De Hoge Raad:
- vernietigt de uitspraak van het hof, maar uitsluitend wat betreft de opgelegde gevangenisstraf en de verbeurdverklaring van de voorwerpen met de nummers 15, 16, 44, 44b, 104, 105, 109, 110, 113, 116 tot en met 120, 122, 124, 135 en 144 en wat betreft de ‘strafbepaling’ ter zake van het onder 2 en 3 bewezenverklaarde;
- veroordeelt de verdachte ter zake van de bij de uitspraak van het hof van 29 april 2016 onder 2 en 3 bewezenverklaarde feiten en het bij de uitspraak van het hof van 17 augustus 2020 onder 1 bewezenverklaarde feit tot een gevangenisstraf voor de duur van twintig weken, waarvan zestien weken voorwaardelijk met een proeftijd van twee jaren en tot een taakstraf voor de duur van 120 uren, subsidiair 60 dagen hechtenis.

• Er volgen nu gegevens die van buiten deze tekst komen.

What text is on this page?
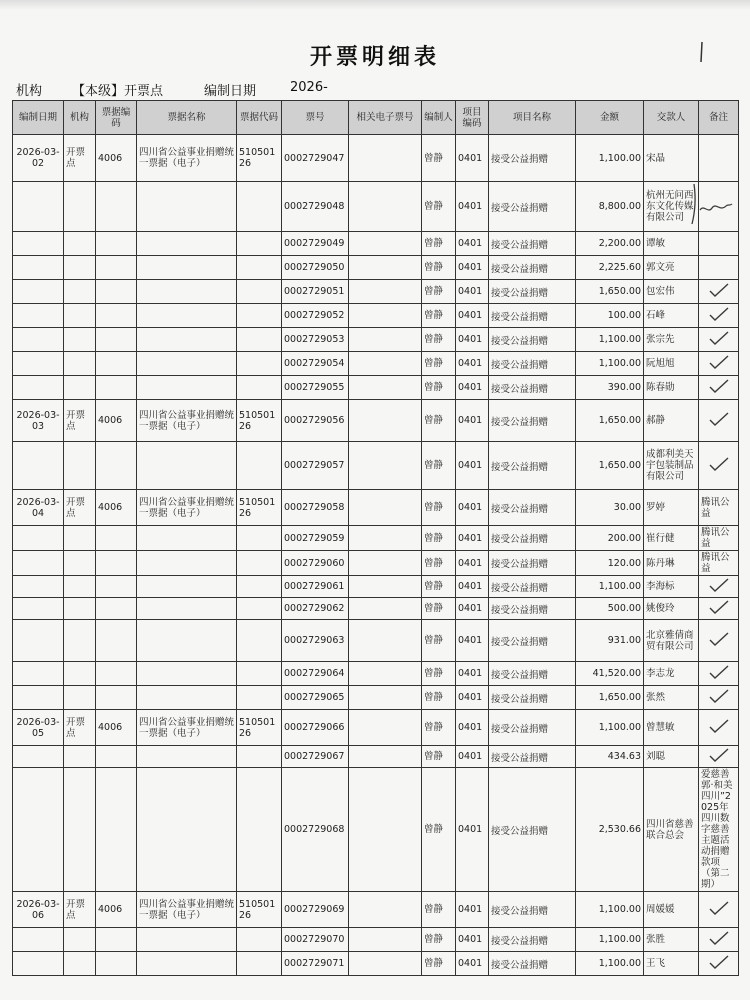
开票明细表
机构 【本级】开票点	编制日期	2026-
编制日期	机构	票据编码	票据名称	票据代码	票号	相关电子票号	编制人	项目编码	项目名称	金额	交款人	备注
2026-03-02	开票点	4006	四川省公益事业捐赠统一票据（电子）	51050126	0002729047		曾静	0401	接受公益捐赠	1,100.00	宋晶	
					0002729048		曾静	0401	接受公益捐赠	8,800.00	杭州无问西东文化传媒有限公司	
					0002729049		曾静	0401	接受公益捐赠	2,200.00	谭敏	
					0002729050		曾静	0401	接受公益捐赠	2,225.60	郭文亮	
					0002729051		曾静	0401	接受公益捐赠	1,650.00	包宏伟	
					0002729052		曾静	0401	接受公益捐赠	100.00	石峰	
					0002729053		曾静	0401	接受公益捐赠	1,100.00	张宗先	
					0002729054		曾静	0401	接受公益捐赠	1,100.00	阮旭旭	
					0002729055		曾静	0401	接受公益捐赠	390.00	陈春勋	
2026-03-03	开票点	4006	四川省公益事业捐赠统一票据（电子）	51050126	0002729056		曾静	0401	接受公益捐赠	1,650.00	郝静	
					0002729057		曾静	0401	接受公益捐赠	1,650.00	成都利美天宇包装制品有限公司	
2026-03-04	开票点	4006	四川省公益事业捐赠统一票据（电子）	51050126	0002729058		曾静	0401	接受公益捐赠	30.00	罗婷	腾讯公益
					0002729059		曾静	0401	接受公益捐赠	200.00	崔行健	腾讯公益
					0002729060		曾静	0401	接受公益捐赠	120.00	陈丹琳	腾讯公益
					0002729061		曾静	0401	接受公益捐赠	1,100.00	李海标	
					0002729062		曾静	0401	接受公益捐赠	500.00	姚俊玲	
					0002729063		曾静	0401	接受公益捐赠	931.00	北京雅倩商贸有限公司	
					0002729064		曾静	0401	接受公益捐赠	41,520.00	李志龙	
					0002729065		曾静	0401	接受公益捐赠	1,650.00	张然	
2026-03-05	开票点	4006	四川省公益事业捐赠统一票据（电子）	51050126	0002729066		曾静	0401	接受公益捐赠	1,100.00	曾慧敏	
					0002729067		曾静	0401	接受公益捐赠	434.63	刘聪	
					0002729068		曾静	0401	接受公益捐赠	2,530.66	四川省慈善联合总会	爱慈善郭·和美四川”2025年四川数字慈善主题活动捐赠款项（第二期）
2026-03-06	开票点	4006	四川省公益事业捐赠统一票据（电子）	51050126	0002729069		曾静	0401	接受公益捐赠	1,100.00	周媛媛	
					0002729070		曾静	0401	接受公益捐赠	1,100.00	张胜	
					0002729071		曾静	0401	接受公益捐赠	1,100.00	王飞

- vermindert het aantal uren taakstraf en de duur van de vervangende hechtenis in die zin dat deze 114 uren, subsidiair 57 dagen hechtenis belopen;
- vermindert het onder nummer 44 verbeurdverklaarde geldbedrag in die zin dat de hoogte daarvan € 6.893,19 bedraagt;
- gelast de teruggave aan de verdachte van het onder nummer 44 inbeslaggenomen geldbedrag van € 13.451,81;
- gelast de teruggave aan de verdachte van de inbeslaggenomen voorwerpen met de nummers 15, 16, 44b, 104, 105, 109, 110, 113, 116 tot en met 120, 122, 124, 135 en 144;
- verwerpt het beroep voor het overige.